A NEW team of bailiffs will be appointed to crack down on planning breaches and continue tackling illegal travellers’ sites in Basildon.
 

Councillors will tonight <thurs> vote on a plan to hire bailiffs to carry out planning enforcement across the borough.
 

The council has budgeted to spend £300,000 a year over the next three years on planning enforcement and will have to tender across Europe before appointing the bailiffs.
 

The move comes just 15 months after the eviction at Dale Farm, which cost the taxpayer more than £7million.
 

The contract with bailiff firm Constant & Co, which carried out the Dale Farm clearance and a series of smaller operations at the Hovefields site in Wickford from 2005 to 2010, expired last month.
 

The firm awarded the contract could have to carry out any planning enforcement across the borough, but the report makes clear it is specifically tailored towards illegal traveller sites.
 

A report to the council from officials said: “The council will require bidders to specify their costs for carrying out a range of operations including the removal of caravans, mobile homes and other portable structures from land.”
 

Malcolm Buckley, Tory councillor responsible for regeneration, said: "This is needed because the previous contract has come to an end and it will be in respect of all planning enforcement issues, not just unauthorsed traveller sites, although this remains an issue in the borough."
 

Len Gridley, 54, from Oak Road, Crays Hill, who campaigned for the Dale Farm eviction, called for the cash to be spent “sorting out the mess” left at Dale Farm.
 

He added: “It was supposed to be restored to green belt, but is just a rubble strewn eyesore.

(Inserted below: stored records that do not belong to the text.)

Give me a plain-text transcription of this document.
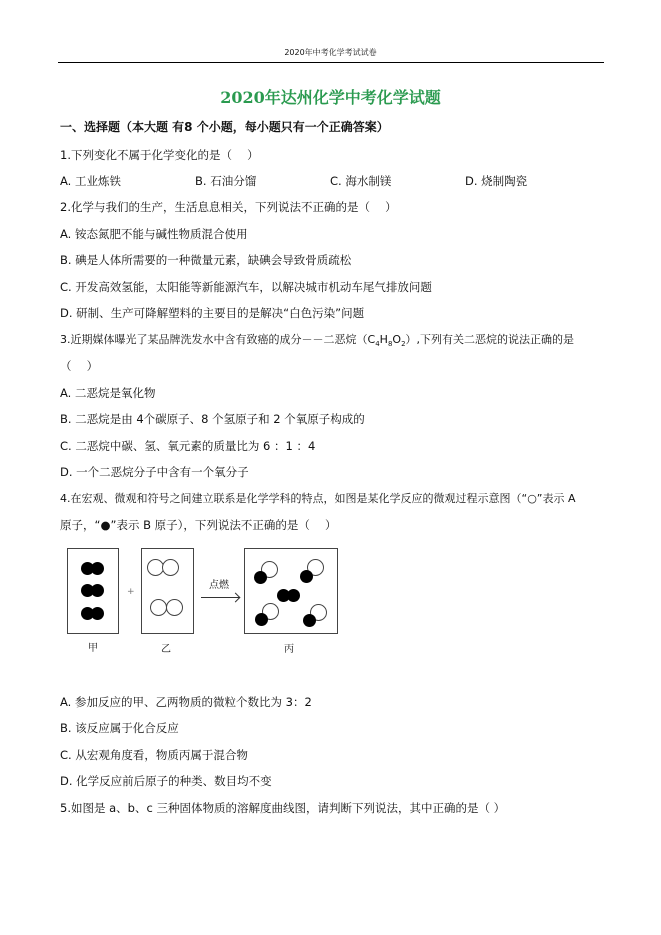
2020年中考化学考试试卷
2020年达州化学中考化学试题
一、选择题（本大题 有8 个小题，每小题只有一个正确答案）
1.下列变化不属于化学变化的是（　 ）
A. 工业炼铁	B. 石油分馏	C. 海水制镁	D. 烧制陶瓷
2.化学与我们的生产，生活息息相关，下列说法不正确的是（　 ）
A. 铵态氮肥不能与碱性物质混合使用
B. 碘是人体所需要的一种微量元素，缺碘会导致骨质疏松
C. 开发高效氢能，太阳能等新能源汽车，以解决城市机动车尾气排放问题
D. 研制、生产可降解塑料的主要目的是解决“白色污染”问题
3.近期媒体曝光了某品牌洗发水中含有致癌的成分－－二恶烷$(C_4H_8O_2)$,下列有关二恶烷的说法正确的是
（　 ）
A. 二恶烷是氧化物
B. 二恶烷是由 4个碳原子、8 个氢原子和 2 个氧原子构成的
C. 二恶烷中碳、氢、氧元素的质量比为 6 ：1 ：4
D. 一个二恶烷分子中含有一个氧分子
4.在宏观、微观和符号之间建立联系是化学学科的特点，如图是某化学反应的微观过程示意图（“○”表示 A
原子，“●”表示 B 原子），下列说法不正确的是（　 ）
+
点燃
甲	乙	丙
A. 参加反应的甲、乙两物质的微粒个数比为 3：2
B. 该反应属于化合反应
C. 从宏观角度看，物质丙属于混合物
D. 化学反应前后原子的种类、数目均不变
5.如图是 a、b、c 三种固体物质的溶解度曲线图，请判断下列说法，其中正确的是（ ）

I want to see that cleaned up first.”
 

Since the 54 illegal pitches were demolished around 20 caravans have remained parked illegally in Oak Lane, the road leading to the site.
 

There are also still some occupancy breaches on the neighbouring legal site, about five unauthorized pitches left at Hovefields and an unlawful expansion of the three legal pitches off Harrow Road, North Benfleet, to deal with.
 

Stuart Hardwicke-Carruthers, a campaigner for the Dale Farm families, is trying to get more sites built and even preparing a planning application to rebuild Dale Farm as revealed by the Echo this week.
 

He said: “The council should focus on identifying sites to meet the shortage in the borough rather than wasting money on more needless evictions.”
 

Basildon Council’s environment and regeneration committee will debate the proposal to hire new bailiffs tonight.